Interestingly, this was the Apostle Paul’s choice, as well. He told the Philippians: “Brethren, I do not count myself to have apprehended; but one thing I do, forgetting those things which are behind and reaching forward to those things which are ahead, I press toward the goal for the prize of the upward call of God in Christ Jesus” (Phil. 3:13–14).
How to explain these ideas to counselees
We’ve all made foolish and sinful decisions. In fact, at times I have allowed the pain of regret to overwhelm me almost completely. But God’s empowering grace has been sufﬁcient in the end.
When counseling people dealing with regrets, I let them know that we all have things in our past we wish we could change, but some things cannot be undone. I also tell them that many of our bad choices might be redeemed by the Lord, and when He does redeem them, praise Him! But many may not. Some consequences will remain until the end of time, until the groaning will be removed at His glorious return. However, that does not mean we must let them cripple us now. We do not have to be slaves to regret; we can make regret our slave, if we keep the restoration of God always at the forefront of our minds.
Finally, I share the following points with them:
“Don’t let regrets dominate your thinking”
As people wrestle with regrets from their past, they may struggle with facing other people, because those people are physically present and often not very gracious in their responses. While they cannot stop another person’s negative comments, they can remind themselves that ultimately it is not the other person’s judgment that matters. Only God’s judgment matters. This was a liberating conclusion David reached (Ps. 51:4).
“Look for the lessons”
Even when there are ongoing consequences to sin (such as people’s criticism), there are lessons to be learned (cf. Ps. 119:71). Encourage people to look for the lessons: look for how the consequences provide new opportunities to experience God’s provisions and to demonstrate godly character.

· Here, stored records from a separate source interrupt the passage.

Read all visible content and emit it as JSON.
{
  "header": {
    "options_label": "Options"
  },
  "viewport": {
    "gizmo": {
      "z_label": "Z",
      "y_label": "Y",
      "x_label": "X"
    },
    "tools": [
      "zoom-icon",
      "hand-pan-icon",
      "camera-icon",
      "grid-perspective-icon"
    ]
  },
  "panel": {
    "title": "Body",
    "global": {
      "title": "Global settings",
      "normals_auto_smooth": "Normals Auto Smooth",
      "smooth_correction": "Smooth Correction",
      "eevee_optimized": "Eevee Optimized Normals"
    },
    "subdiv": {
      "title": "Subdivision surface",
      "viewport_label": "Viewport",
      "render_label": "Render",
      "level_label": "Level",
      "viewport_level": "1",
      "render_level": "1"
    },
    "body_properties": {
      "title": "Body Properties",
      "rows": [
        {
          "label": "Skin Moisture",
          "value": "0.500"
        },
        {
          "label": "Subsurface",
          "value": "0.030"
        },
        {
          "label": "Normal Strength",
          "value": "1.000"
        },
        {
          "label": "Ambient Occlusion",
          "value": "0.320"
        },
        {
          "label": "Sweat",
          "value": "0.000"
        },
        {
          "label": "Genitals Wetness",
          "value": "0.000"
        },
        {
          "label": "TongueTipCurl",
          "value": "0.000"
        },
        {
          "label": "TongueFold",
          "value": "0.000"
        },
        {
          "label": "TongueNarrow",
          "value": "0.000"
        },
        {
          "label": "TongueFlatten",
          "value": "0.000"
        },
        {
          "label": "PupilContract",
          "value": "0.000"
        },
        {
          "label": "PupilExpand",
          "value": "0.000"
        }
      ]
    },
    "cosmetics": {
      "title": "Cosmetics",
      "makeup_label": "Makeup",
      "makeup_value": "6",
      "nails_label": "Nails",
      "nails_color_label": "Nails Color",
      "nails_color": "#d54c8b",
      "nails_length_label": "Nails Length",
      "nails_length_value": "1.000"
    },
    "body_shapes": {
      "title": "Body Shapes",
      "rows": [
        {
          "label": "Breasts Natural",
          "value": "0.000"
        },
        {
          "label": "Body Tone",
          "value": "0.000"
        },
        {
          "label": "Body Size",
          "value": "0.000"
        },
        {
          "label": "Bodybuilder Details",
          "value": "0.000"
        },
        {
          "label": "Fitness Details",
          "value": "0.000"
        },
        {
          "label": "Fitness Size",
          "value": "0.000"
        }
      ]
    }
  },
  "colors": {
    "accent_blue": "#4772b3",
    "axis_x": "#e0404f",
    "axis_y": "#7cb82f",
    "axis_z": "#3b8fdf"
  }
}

“Focus your thoughts on Christ’s death and resurrection”
People troubled by past regrets might have a “memory problem.” The problem is not that they cannot remember, but rather, that they struggle to stop remembering what they did and its impact on their life and the lives of their loved ones. Impress on them to not let memories of the sin overshadow the memory of Jesus hanging on the cross—struggling with intense pain simply to gasp for air, and finally making a muted, but triumphant announcement: “It is finished” (John 19:30). Encourage them to make it a point to stop and meditate on the crucifixion and resurrection accounts recorded in the Gospels, reflecting on images of Jesus hanging on the cross and then walking out of His tomb, because those events are no less real, true, or meaningful for them as children of God than are the memories of personal sin.
“Tell others about your experience of God’s grace and mercy”
Finally, another aspect of overcoming regrets that is mentioned in Psalm 51 has to do with an appropriate response upon remembering God’s forgiveness and cleansing. David’s own awareness of God’s forgiveness energized his desire (1) to praise God and (2) to tell others about God’s mercy and grace. Doing so can help people with regrets refocus on God. They need not tell others specifically what they did (unless perhaps the others are succumbing to the same temptation), but simply highlight the glory of God’s forgiving grace. Declaring God’s grace is certainly integral to restoring the joy of their salvation.